DeepSeek ise açık kaynak kodlu olarak sunuldu. Yapay zeka geliştirmek isteyenler, uygun şartları sağladığında bu kodlara erişerek kendi yapay zeka modellerini geliştirebilir.
Buna ek olarak, DeepSeek masaüstü bilgisayarlara indirilebiliyor.
Verimlilik ile ön plana çıkan DeepSeek, enerji altyapısı ve internet erişiminin kısıtlı olduğu lokasyonlarda öncelikli olarak tercih edilecektir.
DeepSeek'in daha düşük maliyetle güçlü bir yapay zeka modeli geliştirmenin mümkün olduğunu göstermesi, Nvidia'nın yüksek hızlı çiplerine olan ihtiyacı da sorgulanmasına başladı.
Bu nedenle satış dalgası en çok Nvidia hisselerini etkiledi.
Bu başarı, başka soruları da beraberinde getirdi.
İddiaya göre DeepSeek, Nvidia'nın H800 yarı iletkenlerini kullandı.

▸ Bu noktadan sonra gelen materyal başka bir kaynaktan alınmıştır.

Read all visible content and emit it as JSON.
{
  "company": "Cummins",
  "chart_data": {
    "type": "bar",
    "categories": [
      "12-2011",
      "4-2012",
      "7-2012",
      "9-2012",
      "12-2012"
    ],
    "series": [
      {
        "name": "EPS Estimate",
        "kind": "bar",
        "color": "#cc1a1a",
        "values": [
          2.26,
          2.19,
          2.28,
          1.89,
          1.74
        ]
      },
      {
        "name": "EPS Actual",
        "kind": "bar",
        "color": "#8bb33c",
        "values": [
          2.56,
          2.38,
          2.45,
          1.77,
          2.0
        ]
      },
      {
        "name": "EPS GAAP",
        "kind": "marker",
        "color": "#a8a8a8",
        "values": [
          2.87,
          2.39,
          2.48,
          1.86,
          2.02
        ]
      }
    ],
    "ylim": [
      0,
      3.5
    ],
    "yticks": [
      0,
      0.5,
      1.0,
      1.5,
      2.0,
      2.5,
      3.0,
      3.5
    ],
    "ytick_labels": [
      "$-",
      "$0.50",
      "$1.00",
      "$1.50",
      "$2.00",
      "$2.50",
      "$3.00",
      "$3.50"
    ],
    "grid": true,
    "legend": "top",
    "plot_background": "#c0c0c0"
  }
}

Bu seri, en üst seviye çipler arasında yer almıyor. Zaten ABD, daha sonra bu çiplerin de Çin'e satışını yaptırımlar çerçevesinde yasaklamıştı.
Şimdi akıllara şu soru geliyor:
DeepSeek, ABD'nin yaptırımlarını delmenin bir yolunu mu buldu?

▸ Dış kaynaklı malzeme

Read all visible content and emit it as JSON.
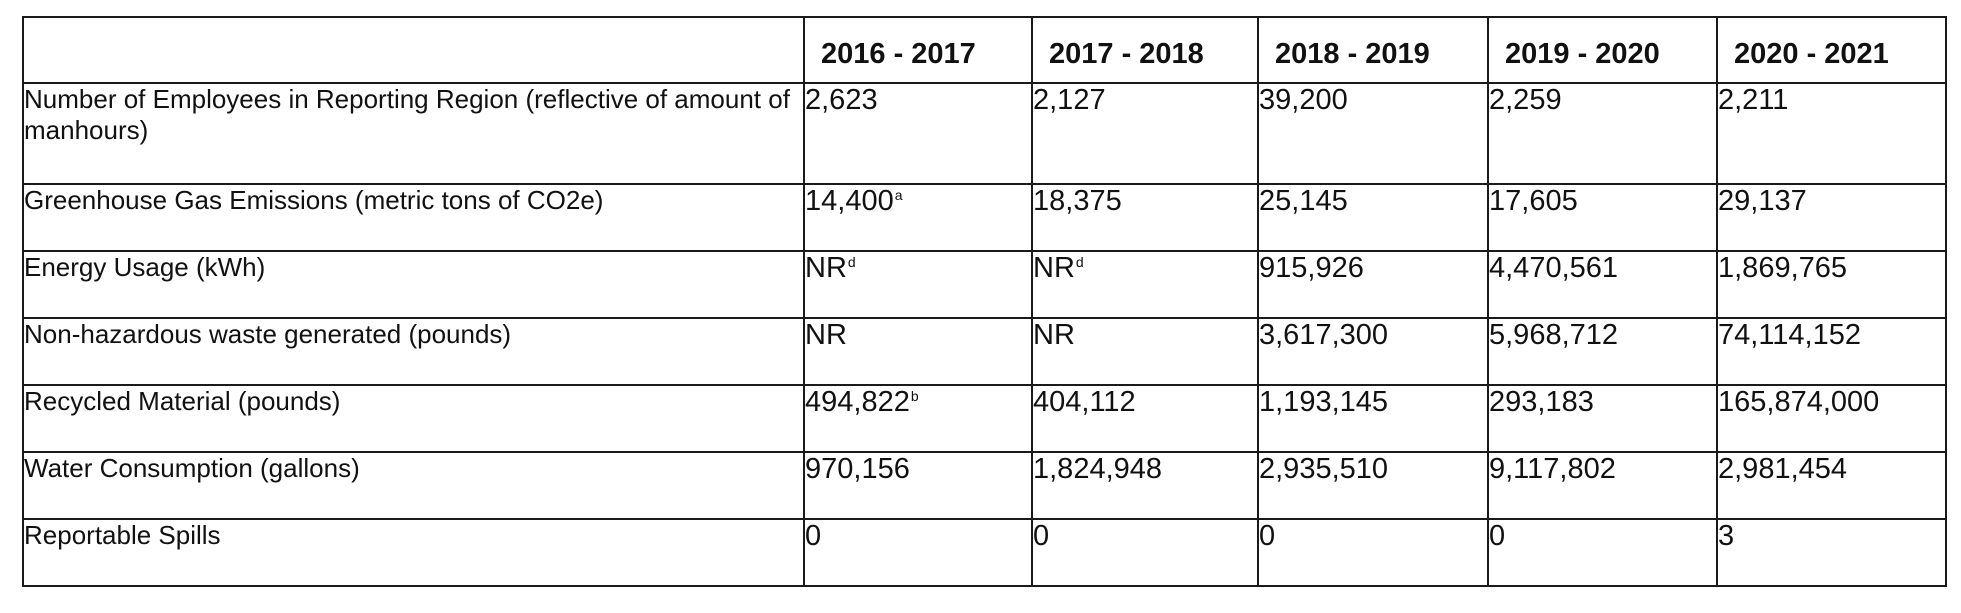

Ya da H800 ile bu seviyede bir model geliştirilebiliyorsa, yapay zeka için üst seviye çiplere gerçekten ihtiyaç var mı?
Çin'in başarısına hazırlıksız yakalanan dev teknoloji şirketleri, sosyal medyada da alay konusu oldu.

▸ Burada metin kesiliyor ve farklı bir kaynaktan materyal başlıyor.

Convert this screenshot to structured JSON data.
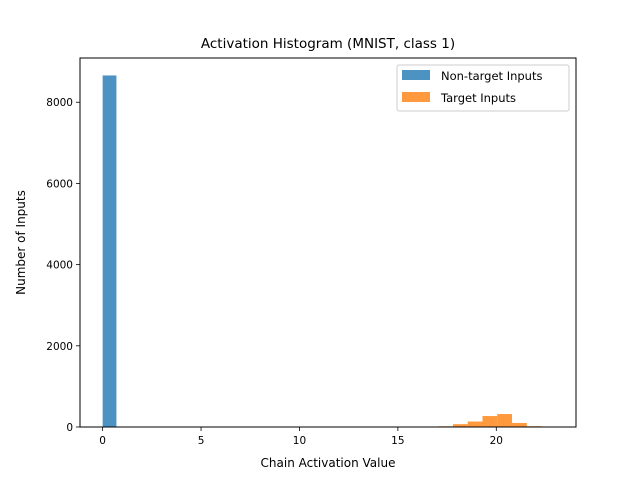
{
  "chart_data": {
    "type": "bar",
    "title": "Activation Histogram (MNIST, class 1)",
    "xlabel": "Chain Activation Value",
    "ylabel": "Number of Inputs",
    "xlim": [
      -1.15,
      24.05
    ],
    "ylim": [
      0,
      9090
    ],
    "xticks": [
      0,
      5,
      10,
      15,
      20
    ],
    "yticks": [
      0,
      2000,
      4000,
      6000,
      8000
    ],
    "grid": false,
    "legend_position": "top-right",
    "series": [
      {
        "name": "Non-target Inputs",
        "color": "#1f77b4",
        "opacity": 0.8,
        "bins": [
          {
            "x0": 0.0,
            "x1": 0.7,
            "count": 8660
          },
          {
            "x0": 0.7,
            "x1": 1.4,
            "count": 10
          },
          {
            "x0": 1.4,
            "x1": 2.1,
            "count": 8
          },
          {
            "x0": 2.1,
            "x1": 2.8,
            "count": 6
          },
          {
            "x0": 2.8,
            "x1": 3.5,
            "count": 5
          }
        ]
      },
      {
        "name": "Target Inputs",
        "color": "#ff7f0e",
        "opacity": 0.8,
        "bins": [
          {
            "x0": 16.3,
            "x1": 17.05,
            "count": 5
          },
          {
            "x0": 17.05,
            "x1": 17.8,
            "count": 18
          },
          {
            "x0": 17.8,
            "x1": 18.55,
            "count": 70
          },
          {
            "x0": 18.55,
            "x1": 19.3,
            "count": 135
          },
          {
            "x0": 19.3,
            "x1": 20.05,
            "count": 270
          },
          {
            "x0": 20.05,
            "x1": 20.8,
            "count": 320
          },
          {
            "x0": 20.8,
            "x1": 21.55,
            "count": 100
          },
          {
            "x0": 21.55,
            "x1": 22.3,
            "count": 20
          },
          {
            "x0": 22.3,
            "x1": 23.05,
            "count": 3
          }
        ]
      }
    ]
  }
}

DeepSeek'in kullanıma açılmasının ardından, sosyal medyada birçok caps ortaya çıktı.
Bunlardan biri, Google'ın eski CEO'su Eric Schmidt'in "Yasaklanan Röportajı"ndaki ifadelerinin karikatürize edilmiş haliydi.
Schmidt, Çin'in ABD'yi yakında yakalayacağını, Avrupa'nın ise prosedürler nedeniyle kapanması mümkün olmayacak kadar geride kaldığını söylemişti.
Bu capste, Avrupa Birliği'nin pet şişe kapaklarının tek parça hale getirilmesini zorunlu kılan düzenlemesine gönderme yapılıyordu.
AB, yapay zeka konusunda önemli bir varlık gösteremedi.

Bu gelişmelerin yanında OpenAI, DeepSeek'in ChatGPT'nin yapay zeka modelini izinsiz kullandığını iddia etti.
CNBC'nin haberine göre ABD Donanması, güvenlik ve etik kaygılar nedeniyle üyelerine DeepSeek kullanmaktan kaçınmaları talimatını verdi.
Bu iddiaların önümüzdeki günlerde daha da artması bekleniyor.
Ancak ortada bir gerçek var: Çin, inovasyon konusunda dünyada en hızlı aksiyon alan ekosistemlerden biri haline geldi.
Ayrıca, yasaklar, kısıtlamalar ve ambargolar nedeniyle kendi çözümünü üretmek zorunda kalan ülkeler, bu alanda daha önce önemli başarılar elde etmişti.
Türkiye'nin İHA teknolojisinde, Küba'nın aşı geliştirmede dünyada sayılı ülkeleri arasına girmeleri kısıtlamalar yüzünden olmamış mıydı?
Kısıtlamalar her an, çözüm ve gelişim için bir sıçrama tahtasına dönüşebilir.